Вдруг вскочил, с горящими глазами, с перекошенным от ярости лицом.
– Если я нож в руках его, то он же сам об этот нож уколется! Скажите это ему…
Схватился за голову и забегал по комнате.
– Я чести моей не продам так дешево! Никому не лягу ступенькой под ноги… Я им всем, всем… О, мерзавцы! мерзавцы! мерзавцы!
Опять в изнеможении опустился на койку.
– Что же это такое, Бестужев?.. А я-то верил, дурак… не видел преступления для блага общего, думал – добро для добра, без возмездия… Пока не остановится биение сердца моего, – Отечество дороже мне всех благ земных и самого неба…
Отчаянно взмахнул руками над головой, как утопающий.
– Отдал все – и жизнь, и счастье, и совесть, и честь… А они… Господи, Господи! Не за себя оскорблен я, Бестужев, поймите же, а за все человечество… Какая низость, какая грязь – в человеке, сыне небес!..
Говорил напыщенно, книжно, как будто фальшиво, а на самом деле искренно.
Бестужев развязал кулек, вынул вино и закуски; вертя в руках бутылку, искал глазами штопора. Не нашел; отбил горлышко; налил в пивной стакан и в глиняную кружку с умывальника.
– Ну, полно, мой милый, полно, – сказал, потрепав его по плечу уже с развязностью. – Даст Бог, перемелется – мука будет… А вот лучше подумаем вместе, что делать… Да выпьем-ка сначала, это прочищает мысли.
Выпил, подумал и снова налил.
– А знаете что? – проговорил так, как будто это пришло ему в голову только что: – уничтожить бы Общество, да начать все сызнова; вы будете главным директором, а я вам людей подберу. Хотите?
Не создать новое, а уничтожить старое, – такова была его тайная мысль; и так же, как Рылеев, думал он сделать Каховского своим орудием. Но тот ничего не понимал и почти не слушал.
– Нет, зачем? Не надо, – сказал, махнув рукою. – Никого не надо. Я один. Если нет никого, нет Общества, – я один за всех. Пойду и совершу. Так надо… Все равно, будь что будет. Теперь уже никто не остановит меня. Так надо, надо… Я знаю… Я один…
Говорил, как в бреду; пил с жадностью стакан за стаканом; с непривычки быстро хмелел. Бестужев предложил ему выпить на ты. Выпили, поцеловались; еще выпили, еще поцеловались.
– Знаешь, Бестужев? – вдруг начал Каховский, уже без гнева, с неожиданно ясной и кроткой улыбкой. – Может быть, и к лучшему все? Я сирота в этом мире. Ни друзей, ни родных. Всегда один. От самого рождения печать рока на мне. Обреченный, отверженный… Ну, что ж? Видно, быть так. Один, один за всех! Не нужно мне ничего – ни счастья, ни славы, ни даже свободы. Я и в цепях буду вечно свободен. Силен и свободен тот, кто познал в себе силу человечества! Умереть на плахе или в самую минуту блаженства – не все ли равно? О, если бы ты знал, Александр, какая радость в душе моей, какое спокойствие, когда я это чувствую, как вот сейчас!
«Эк его, Шиллера, куда занесло!» – думал Бестужев с досадою.
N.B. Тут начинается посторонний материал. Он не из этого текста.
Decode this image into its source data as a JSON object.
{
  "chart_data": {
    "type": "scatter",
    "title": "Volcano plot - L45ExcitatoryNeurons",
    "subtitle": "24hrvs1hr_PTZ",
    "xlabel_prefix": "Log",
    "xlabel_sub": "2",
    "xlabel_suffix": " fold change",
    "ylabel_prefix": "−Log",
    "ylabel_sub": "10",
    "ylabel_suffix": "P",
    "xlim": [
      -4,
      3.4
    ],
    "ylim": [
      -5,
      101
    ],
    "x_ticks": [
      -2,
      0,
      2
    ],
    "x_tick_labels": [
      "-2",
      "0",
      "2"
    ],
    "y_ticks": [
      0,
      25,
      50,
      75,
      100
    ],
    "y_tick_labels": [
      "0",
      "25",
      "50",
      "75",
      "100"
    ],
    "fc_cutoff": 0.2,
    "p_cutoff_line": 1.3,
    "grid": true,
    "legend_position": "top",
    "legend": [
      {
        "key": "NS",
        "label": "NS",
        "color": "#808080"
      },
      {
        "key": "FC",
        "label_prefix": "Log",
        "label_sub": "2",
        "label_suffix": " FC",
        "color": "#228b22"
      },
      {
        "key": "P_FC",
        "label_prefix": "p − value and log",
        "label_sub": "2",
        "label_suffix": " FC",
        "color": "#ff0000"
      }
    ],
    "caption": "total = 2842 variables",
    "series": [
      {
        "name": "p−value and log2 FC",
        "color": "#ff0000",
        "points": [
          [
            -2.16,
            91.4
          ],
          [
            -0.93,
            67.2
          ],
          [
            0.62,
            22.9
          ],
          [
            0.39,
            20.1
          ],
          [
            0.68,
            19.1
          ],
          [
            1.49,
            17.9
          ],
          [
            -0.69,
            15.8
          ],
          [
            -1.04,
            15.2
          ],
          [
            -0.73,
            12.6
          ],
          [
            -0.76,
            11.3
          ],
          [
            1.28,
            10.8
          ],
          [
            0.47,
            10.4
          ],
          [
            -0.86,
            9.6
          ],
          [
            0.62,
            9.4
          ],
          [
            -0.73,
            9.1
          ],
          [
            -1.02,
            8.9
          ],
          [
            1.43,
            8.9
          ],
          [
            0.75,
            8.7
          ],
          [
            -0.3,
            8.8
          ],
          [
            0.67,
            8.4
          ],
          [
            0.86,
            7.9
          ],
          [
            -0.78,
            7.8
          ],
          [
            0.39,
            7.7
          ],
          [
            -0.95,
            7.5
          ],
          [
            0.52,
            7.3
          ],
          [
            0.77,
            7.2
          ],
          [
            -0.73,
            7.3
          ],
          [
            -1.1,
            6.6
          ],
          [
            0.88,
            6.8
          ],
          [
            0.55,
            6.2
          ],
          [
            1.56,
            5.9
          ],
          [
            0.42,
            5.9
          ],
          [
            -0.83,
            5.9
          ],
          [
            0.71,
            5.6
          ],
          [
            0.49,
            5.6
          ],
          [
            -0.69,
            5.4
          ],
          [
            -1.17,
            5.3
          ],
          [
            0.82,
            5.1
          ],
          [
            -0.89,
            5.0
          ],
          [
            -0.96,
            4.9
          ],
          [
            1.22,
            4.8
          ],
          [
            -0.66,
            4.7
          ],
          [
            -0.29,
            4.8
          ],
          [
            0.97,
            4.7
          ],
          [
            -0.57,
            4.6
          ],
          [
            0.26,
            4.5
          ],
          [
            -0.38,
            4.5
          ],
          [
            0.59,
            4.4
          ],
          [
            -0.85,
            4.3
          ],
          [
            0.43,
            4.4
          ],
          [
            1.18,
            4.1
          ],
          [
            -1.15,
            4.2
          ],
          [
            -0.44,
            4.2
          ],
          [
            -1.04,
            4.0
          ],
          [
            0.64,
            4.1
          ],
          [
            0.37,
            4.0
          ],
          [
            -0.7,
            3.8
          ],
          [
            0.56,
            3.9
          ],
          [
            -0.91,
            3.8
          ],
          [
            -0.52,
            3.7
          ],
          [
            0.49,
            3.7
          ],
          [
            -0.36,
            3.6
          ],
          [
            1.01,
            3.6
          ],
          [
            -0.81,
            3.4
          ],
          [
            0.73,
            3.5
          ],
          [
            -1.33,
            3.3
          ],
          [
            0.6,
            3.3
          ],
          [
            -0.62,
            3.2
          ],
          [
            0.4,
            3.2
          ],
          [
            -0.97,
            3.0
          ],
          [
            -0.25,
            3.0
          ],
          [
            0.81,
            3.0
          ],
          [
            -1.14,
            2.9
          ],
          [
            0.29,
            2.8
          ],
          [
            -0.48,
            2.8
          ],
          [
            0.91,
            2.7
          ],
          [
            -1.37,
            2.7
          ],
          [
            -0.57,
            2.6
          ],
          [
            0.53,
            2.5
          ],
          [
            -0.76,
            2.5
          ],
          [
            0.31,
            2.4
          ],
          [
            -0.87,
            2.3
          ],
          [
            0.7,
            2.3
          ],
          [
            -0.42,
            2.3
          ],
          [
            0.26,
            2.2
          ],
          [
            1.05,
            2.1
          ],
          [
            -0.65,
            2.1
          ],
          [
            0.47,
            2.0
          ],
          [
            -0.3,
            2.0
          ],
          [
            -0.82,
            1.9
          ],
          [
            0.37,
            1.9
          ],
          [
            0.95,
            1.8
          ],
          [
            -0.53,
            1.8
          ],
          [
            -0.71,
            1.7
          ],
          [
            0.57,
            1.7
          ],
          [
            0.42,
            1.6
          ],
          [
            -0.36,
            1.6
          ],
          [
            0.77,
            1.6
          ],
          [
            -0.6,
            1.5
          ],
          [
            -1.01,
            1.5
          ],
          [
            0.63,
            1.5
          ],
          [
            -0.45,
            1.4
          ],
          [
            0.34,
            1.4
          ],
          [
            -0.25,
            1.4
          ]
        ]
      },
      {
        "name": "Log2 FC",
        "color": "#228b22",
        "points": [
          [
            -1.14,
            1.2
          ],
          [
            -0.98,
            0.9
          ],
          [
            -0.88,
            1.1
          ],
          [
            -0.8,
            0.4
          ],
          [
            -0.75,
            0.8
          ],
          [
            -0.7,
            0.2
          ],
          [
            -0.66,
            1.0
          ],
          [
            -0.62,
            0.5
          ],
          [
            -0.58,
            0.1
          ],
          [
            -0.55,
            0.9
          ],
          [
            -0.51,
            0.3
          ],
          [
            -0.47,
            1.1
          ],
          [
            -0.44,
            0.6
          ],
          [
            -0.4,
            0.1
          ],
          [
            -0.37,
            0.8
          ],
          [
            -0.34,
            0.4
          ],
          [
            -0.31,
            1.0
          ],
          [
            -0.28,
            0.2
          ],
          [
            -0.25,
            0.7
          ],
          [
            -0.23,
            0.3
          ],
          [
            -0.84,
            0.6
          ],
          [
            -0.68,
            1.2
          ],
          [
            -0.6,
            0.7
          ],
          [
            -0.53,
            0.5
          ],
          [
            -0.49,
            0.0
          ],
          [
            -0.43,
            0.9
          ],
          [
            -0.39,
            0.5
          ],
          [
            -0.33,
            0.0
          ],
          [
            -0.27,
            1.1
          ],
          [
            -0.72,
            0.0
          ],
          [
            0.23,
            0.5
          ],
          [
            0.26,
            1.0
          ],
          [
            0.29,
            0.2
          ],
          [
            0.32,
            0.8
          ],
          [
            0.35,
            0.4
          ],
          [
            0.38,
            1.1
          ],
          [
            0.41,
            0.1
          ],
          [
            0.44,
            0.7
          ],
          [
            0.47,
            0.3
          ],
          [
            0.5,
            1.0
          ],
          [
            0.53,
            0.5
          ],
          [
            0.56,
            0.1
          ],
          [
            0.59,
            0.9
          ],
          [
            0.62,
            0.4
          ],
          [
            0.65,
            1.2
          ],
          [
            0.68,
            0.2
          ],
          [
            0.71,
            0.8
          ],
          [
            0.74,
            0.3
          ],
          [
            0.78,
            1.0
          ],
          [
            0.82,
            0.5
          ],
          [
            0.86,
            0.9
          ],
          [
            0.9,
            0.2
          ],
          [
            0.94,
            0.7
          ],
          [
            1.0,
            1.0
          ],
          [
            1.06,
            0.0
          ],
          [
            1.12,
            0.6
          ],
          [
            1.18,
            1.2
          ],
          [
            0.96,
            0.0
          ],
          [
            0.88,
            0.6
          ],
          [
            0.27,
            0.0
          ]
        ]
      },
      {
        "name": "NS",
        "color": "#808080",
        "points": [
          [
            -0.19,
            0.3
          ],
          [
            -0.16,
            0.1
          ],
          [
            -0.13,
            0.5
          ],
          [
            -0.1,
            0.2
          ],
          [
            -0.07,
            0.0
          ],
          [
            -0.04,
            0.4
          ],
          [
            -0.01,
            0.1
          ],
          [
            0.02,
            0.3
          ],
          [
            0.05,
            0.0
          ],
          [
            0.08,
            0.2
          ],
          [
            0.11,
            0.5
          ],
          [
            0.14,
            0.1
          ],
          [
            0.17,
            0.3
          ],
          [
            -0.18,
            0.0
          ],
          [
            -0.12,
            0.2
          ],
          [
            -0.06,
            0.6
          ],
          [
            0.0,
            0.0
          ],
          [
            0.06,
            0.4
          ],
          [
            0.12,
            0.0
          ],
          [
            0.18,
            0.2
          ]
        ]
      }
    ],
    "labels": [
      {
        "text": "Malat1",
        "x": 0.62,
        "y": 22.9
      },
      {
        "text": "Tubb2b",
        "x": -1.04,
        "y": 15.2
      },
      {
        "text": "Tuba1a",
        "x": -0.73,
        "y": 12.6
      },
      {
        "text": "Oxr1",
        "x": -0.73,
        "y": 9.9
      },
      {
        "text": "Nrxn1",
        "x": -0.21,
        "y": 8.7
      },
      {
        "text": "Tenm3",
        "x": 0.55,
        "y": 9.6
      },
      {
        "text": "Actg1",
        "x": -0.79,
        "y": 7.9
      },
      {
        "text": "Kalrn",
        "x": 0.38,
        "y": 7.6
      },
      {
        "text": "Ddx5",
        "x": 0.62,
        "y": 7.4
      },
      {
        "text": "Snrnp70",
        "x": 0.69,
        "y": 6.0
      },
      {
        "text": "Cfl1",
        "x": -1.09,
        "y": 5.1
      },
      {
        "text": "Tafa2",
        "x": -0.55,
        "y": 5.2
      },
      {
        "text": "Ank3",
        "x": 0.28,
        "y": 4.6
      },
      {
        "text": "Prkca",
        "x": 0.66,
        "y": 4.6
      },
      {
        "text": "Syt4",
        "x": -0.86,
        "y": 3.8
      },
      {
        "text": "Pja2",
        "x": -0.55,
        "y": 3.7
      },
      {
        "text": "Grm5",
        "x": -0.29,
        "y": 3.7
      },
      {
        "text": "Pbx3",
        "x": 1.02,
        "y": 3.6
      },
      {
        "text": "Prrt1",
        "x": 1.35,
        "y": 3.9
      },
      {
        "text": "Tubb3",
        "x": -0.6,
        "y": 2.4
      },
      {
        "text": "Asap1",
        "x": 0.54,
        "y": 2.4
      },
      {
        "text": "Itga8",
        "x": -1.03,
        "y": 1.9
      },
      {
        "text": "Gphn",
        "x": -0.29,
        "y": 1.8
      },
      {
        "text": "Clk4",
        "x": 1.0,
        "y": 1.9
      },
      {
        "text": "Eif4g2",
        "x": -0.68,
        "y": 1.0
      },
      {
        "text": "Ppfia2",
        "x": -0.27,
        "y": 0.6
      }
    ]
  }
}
Понял, что делового разговора не будет: поплачет, подуется, а кончит все-таки тем, что вернется к Рылееву: сам черт, видно, связал их веревочкой.
Долго еще беседовали, но уже почти не слушали друг друга и не замечали, что говорят о разном.
– Без женщин, mon cher, не стоило бы жить на свете! – воскликнул Бестужев после второй бутылки, а после третьей выразил желание «потонуть в пламени любви и землекрушения». После четвертой Каховский рассказывал, как рвал цветы и плакал на могиле Занда, а Бестужев восклицал, подражая Наполеону-Якубовичу: «моя душа из гранита, – ее не разрушит и молния». И уже слегка заплетающимся языком продолжал рассказывать о своих любовных победах:
– На постоях у польских панов волочились мы за красавицами. Что за жизнь! Пьянствуем и отрезвляемся шампанским. Vogue la galere![28] Цимбалы гремят, девки пляшут. Чудо! Да ты, Петька, монах, мизантроп? Еще, пожалуй, осудишь?.. Но что же делать, брат? Натура меня одарила не кровью, а лавой огнедышащей. Бешеная страсть моя женщин палит, как солому. Поверишь ли, в Черных Грязях дамы чуть не изнасиловали. Стоило свистнуть, чтоб иметь целую дюжину… Я, впрочем, всегда презирал то, что называется светом, потому что давно знаю, как легко его озадачить; я не создан для света; сердце мое – океан, задавленный тяжелой мглой…
Бестужев говорил еще долго. Но Каховский опять замолчал и нахохлился: чувствовал, что слишком много выпито и сказано; мутило его не то от вина, не то от речей нового друга; казалось, что это от них, а не от лимбургского сыра такой скверный запах.
Бестужев вспомнил, наконец, о своей тетушке-имениннице.
– Еще, пожалуй, рассердится старая ведьма, если не приду поздравить, а сердить ее нельзя: к моему старикашке имеет протекцийку…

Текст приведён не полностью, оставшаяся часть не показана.